# Help me choose!! Plzzzz!!



## Stephie Baby (Nov 3, 2008)

Next weekend my friends and I are going out to an upscale night club and I really need help choosing a dress. I have a few dresses, but they are too casual. I've narrowed my search down to three different dresses and I can't decide. Please help!!


----------



## airplane_girl (Nov 3, 2008)

I choose the purple dress.


----------



## ndn-ista (Nov 3, 2008)

the purple or black def


----------



## TamiChoi (Nov 3, 2008)

purple or black! theyre hot!


----------



## TISH1124 (Nov 3, 2008)

Purple gets my vote hands down


----------



## maple_us (Nov 3, 2008)

love the purple, sexy and classy according to me!!


----------



## MACwhore831 (Nov 3, 2008)

I'd choose the purple one that is one hot dress def!!


----------



## CaseyKezerian (Nov 3, 2008)

Definitely the purple one!


----------



## beauty_marked (Nov 3, 2008)

purple or black for sureeeeee. Im leaning more towards the black, but both of them would be a HOT pick


----------



## Kelly78 (Nov 3, 2008)

I say purple too!!!


----------



## jdechant (Nov 3, 2008)

I love the purple one!! I want it!! lol..definitely the purple one!


----------



## Rennah (Nov 3, 2008)

The purple one!


----------



## NicksWifey (Nov 3, 2008)

Purp gets my vote!


----------



## singer92286 (Nov 3, 2008)

purple!!!

i love it!


----------



## Stephie Baby (Nov 3, 2008)

Thanks for the help everyone!! I'm going with the purple one! I called and its on hold for me.


----------



## AlliSwan (Nov 4, 2008)

Purple, no question!


----------



## blinkymei (Nov 4, 2008)

purple for sure!


----------



## hhunt2 (Nov 4, 2008)

Hands down... the purple dress.

Such a beautiful color.  But the back is too racy for me to wear.


----------



## ppalada (Nov 4, 2008)

the purple is so cute!! go with the purple!!


----------



## xxManBeaterxx (Nov 4, 2008)

the purple!!

I have the exact same dress 
	

	
	
		
		

		
		
	


	




 except its in black


----------



## babyjazy21 (Nov 4, 2008)

I looove the purple dress 
	

	
	
		
		

		
			




BTW where did you find that dress?


----------



## florabundance (Nov 4, 2008)

the purple, for def.


----------



## kittykit (Nov 4, 2008)

Love the purple one!


----------



## Stephie Baby (Nov 4, 2008)

I got it at Charlotte Russe. Its gorgeous!! I picked it up today. 

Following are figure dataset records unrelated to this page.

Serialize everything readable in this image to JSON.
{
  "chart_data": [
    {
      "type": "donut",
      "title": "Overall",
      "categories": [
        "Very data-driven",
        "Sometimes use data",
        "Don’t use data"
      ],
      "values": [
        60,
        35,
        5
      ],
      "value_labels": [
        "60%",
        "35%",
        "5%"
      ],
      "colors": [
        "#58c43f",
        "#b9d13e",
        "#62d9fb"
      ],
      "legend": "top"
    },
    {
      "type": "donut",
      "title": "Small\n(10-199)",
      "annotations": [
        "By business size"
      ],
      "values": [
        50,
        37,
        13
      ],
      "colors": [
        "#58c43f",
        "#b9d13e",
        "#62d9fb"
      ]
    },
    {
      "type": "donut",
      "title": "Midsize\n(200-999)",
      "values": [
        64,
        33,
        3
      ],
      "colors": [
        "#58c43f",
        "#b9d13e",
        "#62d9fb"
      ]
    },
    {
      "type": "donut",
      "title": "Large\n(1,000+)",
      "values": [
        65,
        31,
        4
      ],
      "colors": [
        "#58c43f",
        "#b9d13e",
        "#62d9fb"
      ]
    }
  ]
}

Charlotte Russe - Dresses: Dressy: Draped Tube Dress


Theres another site that has a teal one.

Magnify (Teal)-Great Glam is the web's top online shop for trendy clubbin styles, fashionable party dress and bar wear, super hot clubbing clothing, stylish going out shirt, partying clothes, super cute and sexy club fashions, halter and tube tops, b


The only problem I have with the dress is the top part. I dont have big boobs and the very top part of the built in bra keeps trying to roll down. Hopefully I can fix it some how.


----------



## carandru (Nov 4, 2008)

^^double sided tape?


----------



## Blushbaby (Nov 5, 2008)

Good choice - am sure it'll look fab on you!


----------



## ShesAFoxyLady (Nov 6, 2008)

Ooh, good choice - the purple one is lovely, might try it myself


----------